Psalm 3 heeft te maken met Davids vlucht voor zijn zoon Absalom. Absalom is de casanova van de familie, de knappe jongen waar alle meisjes op vallen, de publiekslieveling. Met vleiende woorden steelt hij de harten van zijn volksgenoten en ontketent zo stap voor stap een paleisrevolutie.
Het is ongelooflijk en de wereld op zijn kop, maar het komt zo ver dat David moet vluchten. Voor het oog van de natie speelt zich een afschuwelijk familiedrama af.

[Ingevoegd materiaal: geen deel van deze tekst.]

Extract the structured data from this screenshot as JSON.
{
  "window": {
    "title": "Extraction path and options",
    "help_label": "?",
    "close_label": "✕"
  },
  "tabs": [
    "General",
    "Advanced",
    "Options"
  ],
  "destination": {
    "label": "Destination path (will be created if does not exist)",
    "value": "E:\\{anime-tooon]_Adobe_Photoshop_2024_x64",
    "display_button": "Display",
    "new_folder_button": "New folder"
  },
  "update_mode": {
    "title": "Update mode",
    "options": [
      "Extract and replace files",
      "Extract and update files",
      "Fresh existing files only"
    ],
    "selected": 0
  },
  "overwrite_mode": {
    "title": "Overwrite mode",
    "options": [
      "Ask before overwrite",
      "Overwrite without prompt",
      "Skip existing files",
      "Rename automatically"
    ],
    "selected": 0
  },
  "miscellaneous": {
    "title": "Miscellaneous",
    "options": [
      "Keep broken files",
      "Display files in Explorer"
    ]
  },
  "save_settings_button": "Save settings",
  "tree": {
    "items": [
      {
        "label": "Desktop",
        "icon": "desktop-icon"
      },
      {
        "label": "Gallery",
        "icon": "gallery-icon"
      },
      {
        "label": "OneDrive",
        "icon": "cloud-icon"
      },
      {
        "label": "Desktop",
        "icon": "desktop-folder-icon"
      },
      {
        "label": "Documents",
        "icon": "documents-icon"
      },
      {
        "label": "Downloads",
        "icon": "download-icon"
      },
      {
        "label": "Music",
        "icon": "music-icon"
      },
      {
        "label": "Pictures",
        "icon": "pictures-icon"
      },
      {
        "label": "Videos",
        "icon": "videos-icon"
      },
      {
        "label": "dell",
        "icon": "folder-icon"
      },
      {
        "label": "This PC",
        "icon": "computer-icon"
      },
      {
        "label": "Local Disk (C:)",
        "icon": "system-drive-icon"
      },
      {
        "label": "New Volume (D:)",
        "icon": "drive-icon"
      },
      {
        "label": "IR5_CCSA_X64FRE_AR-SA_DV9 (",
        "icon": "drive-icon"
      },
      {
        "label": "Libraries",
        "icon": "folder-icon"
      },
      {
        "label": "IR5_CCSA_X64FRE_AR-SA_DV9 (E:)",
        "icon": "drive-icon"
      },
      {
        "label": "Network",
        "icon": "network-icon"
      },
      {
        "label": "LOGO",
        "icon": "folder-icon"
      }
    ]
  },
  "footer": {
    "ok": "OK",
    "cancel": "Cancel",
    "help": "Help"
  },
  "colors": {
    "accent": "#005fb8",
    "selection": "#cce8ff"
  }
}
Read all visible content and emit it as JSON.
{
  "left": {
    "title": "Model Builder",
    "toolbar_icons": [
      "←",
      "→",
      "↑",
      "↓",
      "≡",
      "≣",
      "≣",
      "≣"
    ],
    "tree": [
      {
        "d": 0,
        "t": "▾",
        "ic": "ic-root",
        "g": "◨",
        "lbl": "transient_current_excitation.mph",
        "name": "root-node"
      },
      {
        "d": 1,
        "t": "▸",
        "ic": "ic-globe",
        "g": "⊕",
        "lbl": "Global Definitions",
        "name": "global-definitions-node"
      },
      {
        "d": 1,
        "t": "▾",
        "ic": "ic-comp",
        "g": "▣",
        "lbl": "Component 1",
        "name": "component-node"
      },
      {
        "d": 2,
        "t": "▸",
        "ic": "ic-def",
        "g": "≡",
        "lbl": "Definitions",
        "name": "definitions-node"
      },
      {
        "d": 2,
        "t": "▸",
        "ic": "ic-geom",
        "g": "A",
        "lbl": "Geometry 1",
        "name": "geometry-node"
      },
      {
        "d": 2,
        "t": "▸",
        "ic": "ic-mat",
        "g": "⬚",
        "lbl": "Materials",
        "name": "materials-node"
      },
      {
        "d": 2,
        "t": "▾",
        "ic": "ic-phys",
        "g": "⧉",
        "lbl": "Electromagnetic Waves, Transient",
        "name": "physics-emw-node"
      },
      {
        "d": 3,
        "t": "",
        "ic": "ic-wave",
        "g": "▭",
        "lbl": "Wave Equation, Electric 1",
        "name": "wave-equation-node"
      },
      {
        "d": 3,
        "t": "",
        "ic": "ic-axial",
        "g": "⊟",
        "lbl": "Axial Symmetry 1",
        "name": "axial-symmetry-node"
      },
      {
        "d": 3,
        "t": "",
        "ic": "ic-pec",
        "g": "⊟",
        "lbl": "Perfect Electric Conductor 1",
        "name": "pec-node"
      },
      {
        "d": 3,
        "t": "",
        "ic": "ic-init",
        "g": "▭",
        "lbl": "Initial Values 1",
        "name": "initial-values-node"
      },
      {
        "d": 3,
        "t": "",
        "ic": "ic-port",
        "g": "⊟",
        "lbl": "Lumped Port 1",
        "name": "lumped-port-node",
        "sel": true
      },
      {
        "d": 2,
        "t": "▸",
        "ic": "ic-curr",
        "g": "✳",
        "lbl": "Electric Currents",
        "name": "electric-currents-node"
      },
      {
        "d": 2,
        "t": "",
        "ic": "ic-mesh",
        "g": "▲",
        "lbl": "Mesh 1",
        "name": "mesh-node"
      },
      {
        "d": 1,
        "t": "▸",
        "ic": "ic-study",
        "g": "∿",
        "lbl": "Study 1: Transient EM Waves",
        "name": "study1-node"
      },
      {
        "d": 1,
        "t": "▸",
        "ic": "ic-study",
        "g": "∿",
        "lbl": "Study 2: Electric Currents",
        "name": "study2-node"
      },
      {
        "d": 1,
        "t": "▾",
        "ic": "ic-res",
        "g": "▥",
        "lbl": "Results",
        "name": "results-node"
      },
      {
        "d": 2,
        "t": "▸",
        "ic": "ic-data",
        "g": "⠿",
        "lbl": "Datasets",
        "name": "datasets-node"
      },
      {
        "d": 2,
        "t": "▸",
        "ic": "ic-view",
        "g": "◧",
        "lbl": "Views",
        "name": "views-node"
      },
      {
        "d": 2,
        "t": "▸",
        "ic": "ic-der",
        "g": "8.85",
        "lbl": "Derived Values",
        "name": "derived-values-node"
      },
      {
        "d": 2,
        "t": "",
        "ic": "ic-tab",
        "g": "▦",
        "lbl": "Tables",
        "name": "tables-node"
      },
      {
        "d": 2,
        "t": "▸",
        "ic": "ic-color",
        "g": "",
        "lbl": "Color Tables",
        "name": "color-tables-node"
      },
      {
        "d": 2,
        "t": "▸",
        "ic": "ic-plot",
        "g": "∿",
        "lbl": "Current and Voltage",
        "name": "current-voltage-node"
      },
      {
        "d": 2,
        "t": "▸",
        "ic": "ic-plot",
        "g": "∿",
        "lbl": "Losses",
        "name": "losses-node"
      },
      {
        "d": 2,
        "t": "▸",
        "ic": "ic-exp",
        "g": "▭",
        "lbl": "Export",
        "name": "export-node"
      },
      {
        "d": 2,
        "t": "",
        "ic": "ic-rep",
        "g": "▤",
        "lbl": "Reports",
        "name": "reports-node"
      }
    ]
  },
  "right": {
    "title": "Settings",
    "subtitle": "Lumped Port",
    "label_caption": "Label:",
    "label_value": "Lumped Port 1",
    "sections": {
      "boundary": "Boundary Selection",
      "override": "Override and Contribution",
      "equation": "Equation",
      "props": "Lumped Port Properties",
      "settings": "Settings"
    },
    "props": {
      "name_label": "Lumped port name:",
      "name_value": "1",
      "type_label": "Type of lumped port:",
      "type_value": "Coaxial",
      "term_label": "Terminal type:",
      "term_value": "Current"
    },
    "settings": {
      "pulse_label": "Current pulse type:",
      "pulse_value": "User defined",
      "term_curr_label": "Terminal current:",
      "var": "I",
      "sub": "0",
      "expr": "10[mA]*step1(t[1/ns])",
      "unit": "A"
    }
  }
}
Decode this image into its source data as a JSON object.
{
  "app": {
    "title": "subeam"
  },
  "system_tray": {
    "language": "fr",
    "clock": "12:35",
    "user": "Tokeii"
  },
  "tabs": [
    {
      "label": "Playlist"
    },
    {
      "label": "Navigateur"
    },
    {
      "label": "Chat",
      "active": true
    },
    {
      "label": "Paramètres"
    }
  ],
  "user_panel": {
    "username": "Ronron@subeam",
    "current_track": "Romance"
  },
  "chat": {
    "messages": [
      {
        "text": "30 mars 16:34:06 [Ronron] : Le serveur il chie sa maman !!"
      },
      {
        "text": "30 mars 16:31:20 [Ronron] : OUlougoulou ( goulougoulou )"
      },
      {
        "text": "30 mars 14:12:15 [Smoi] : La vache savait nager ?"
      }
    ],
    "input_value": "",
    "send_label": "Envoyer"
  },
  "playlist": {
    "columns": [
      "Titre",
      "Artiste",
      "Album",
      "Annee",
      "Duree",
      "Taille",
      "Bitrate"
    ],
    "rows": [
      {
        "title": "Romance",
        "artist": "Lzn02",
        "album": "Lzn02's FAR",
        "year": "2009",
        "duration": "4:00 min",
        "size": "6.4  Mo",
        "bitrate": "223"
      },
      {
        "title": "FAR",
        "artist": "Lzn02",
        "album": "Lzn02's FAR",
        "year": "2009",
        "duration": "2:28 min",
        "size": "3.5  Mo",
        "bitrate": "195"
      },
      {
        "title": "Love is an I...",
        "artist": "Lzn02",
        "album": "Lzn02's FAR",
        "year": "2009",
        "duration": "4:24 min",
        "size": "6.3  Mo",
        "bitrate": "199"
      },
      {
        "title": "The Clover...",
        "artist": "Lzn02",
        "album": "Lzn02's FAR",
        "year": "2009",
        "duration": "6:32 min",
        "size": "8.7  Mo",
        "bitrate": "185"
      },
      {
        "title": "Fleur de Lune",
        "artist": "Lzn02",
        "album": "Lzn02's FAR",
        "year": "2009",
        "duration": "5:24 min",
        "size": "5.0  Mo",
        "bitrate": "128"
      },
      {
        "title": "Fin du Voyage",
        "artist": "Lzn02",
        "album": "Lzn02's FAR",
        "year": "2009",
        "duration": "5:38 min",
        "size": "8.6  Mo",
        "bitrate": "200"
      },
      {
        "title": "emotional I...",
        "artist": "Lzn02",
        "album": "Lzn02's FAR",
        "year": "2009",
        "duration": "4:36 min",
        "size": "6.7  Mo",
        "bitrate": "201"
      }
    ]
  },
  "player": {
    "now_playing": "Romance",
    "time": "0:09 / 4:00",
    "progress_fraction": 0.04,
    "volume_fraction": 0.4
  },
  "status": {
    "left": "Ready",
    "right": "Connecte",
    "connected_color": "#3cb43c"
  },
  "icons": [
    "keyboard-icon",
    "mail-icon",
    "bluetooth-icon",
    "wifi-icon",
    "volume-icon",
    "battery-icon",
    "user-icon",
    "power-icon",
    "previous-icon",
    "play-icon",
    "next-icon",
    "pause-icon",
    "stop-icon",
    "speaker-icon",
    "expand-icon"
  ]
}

Wat doet David in deze moeilijke en vernederende situatie? Hij is de heerser van het land. Verdedigt hij zichzelf? Nee, hij gaat naar de Heere.
In zijn gebed benoemt hij zijn verdriet en zorgen heel concreet: „O Heere, hoe zijn mijn tegenpartijders tegen mij vermenigvuldigd! Velen staan tegen mij op.” Wat kan een mens veel tegenstanders hebben. Soms komen ze inderdaad uit de directe familiesfeer. Een gezinslid of familielid kan zich tegen je keren. Uitzonderlijk verdrietig is dat.
Soms komen ze uit de werksfeer. Een werkgever of collega kan je tegenwerken. Tegenstanders kunnen echter ook abstract zijn: een overheid die je onrechtvaardig behandelt, een ziekte waar je aan lijdt, een stoornis die je parten speelt, angsten of gevoelens die je bespringen.
Uit welke hoek je tegenstanders ook komen, ze kunnen je leven volledig beheersen en lamleggen. Ze kunnen je uit de slaap houden en je wanhopig maken. David brengt zijn nood bij de Heere.
Maar dan is daar het woordje ”sela”. Dat woordje dient als een pauze in de tekst, waarschijnlijk bedoeld als een soort adempauze in de liturgie. Het past echter ook heel goed bij de inhoud van de tekst. David is stil geworden. Hoe lang die stilte heeft geduurd weten we niet, misschien wel uren, dagen of zelfs weken. Maar in die stilte heeft hij geleerd en ervaren dat de daadwerkelijke oplossing van de andere kant komt. Hij belijdt: „Doch Gij, Heere, zijt een Schild voor mij, mijn Eer; en Die mijn hoofd opheft.” David brengt zijn crisis bij de Heere.
Wij hebben ook allerlei crises. De lijst is eindeloos: de bestuurscrisis in Den Haag, de stikstofcrisis in Nederland, de oorlogscrisis in Oekraïne, de klimaatcrisis in de wereld, de vertrouwenscrisis alom. De oorzaak van al die crises ligt in dé crisis: de zondeval. Wij mensen willen zelf baas zijn, dulden geen goddelijk gezag van de andere kant. Maar als de andere kant uit het zicht raakt, dan stapelen de problemen zich op.
Laten we ze bij de Heere brengen, maar daarna in de ”sela-modus”, daarna stil worden, daarna de Heere aan het werk laten. Dat is wat David doet en het is heilzaam. Hij belijdt: „Ik riep met mijn stem tot de Heere, en Hij verhoorde mij van de berg Zijner heiligheid.”
In Exodus 14 zegt Mozes tegen het volk: „De Heere zal voor u strijden en gij zult stil zijn.” David heeft de Heere laten strijden en Hij heeft zijn crisis bezworen. Wij kunnen denken dat de Heere niet kan of wil helpen. Maar heeft Hij Zijn almacht én welwillendheid niet op een ultieme manier getoond?
Hij gaf Zijn lieve Zoon over vanwege dé crisis, de zondeval! Hij onderging vrijwillig de crisis van Golgotha, om voor zondaren een weg uit de crisis van de eeuwige ondergang te bieden. Zouden al die andere crises dan te klein voor de Heere zijn? „Wie maar de goede God laat zorgen en op Hem hoopt in ’t bangst gevaar, is bij Hem veilig en geborgen, die redt Hij goddelijk, wonderbaar.”
„Doch Gij, Heere, zijt een Schild voor mij, mijn Eer, en Die mijn hoofd opheft.”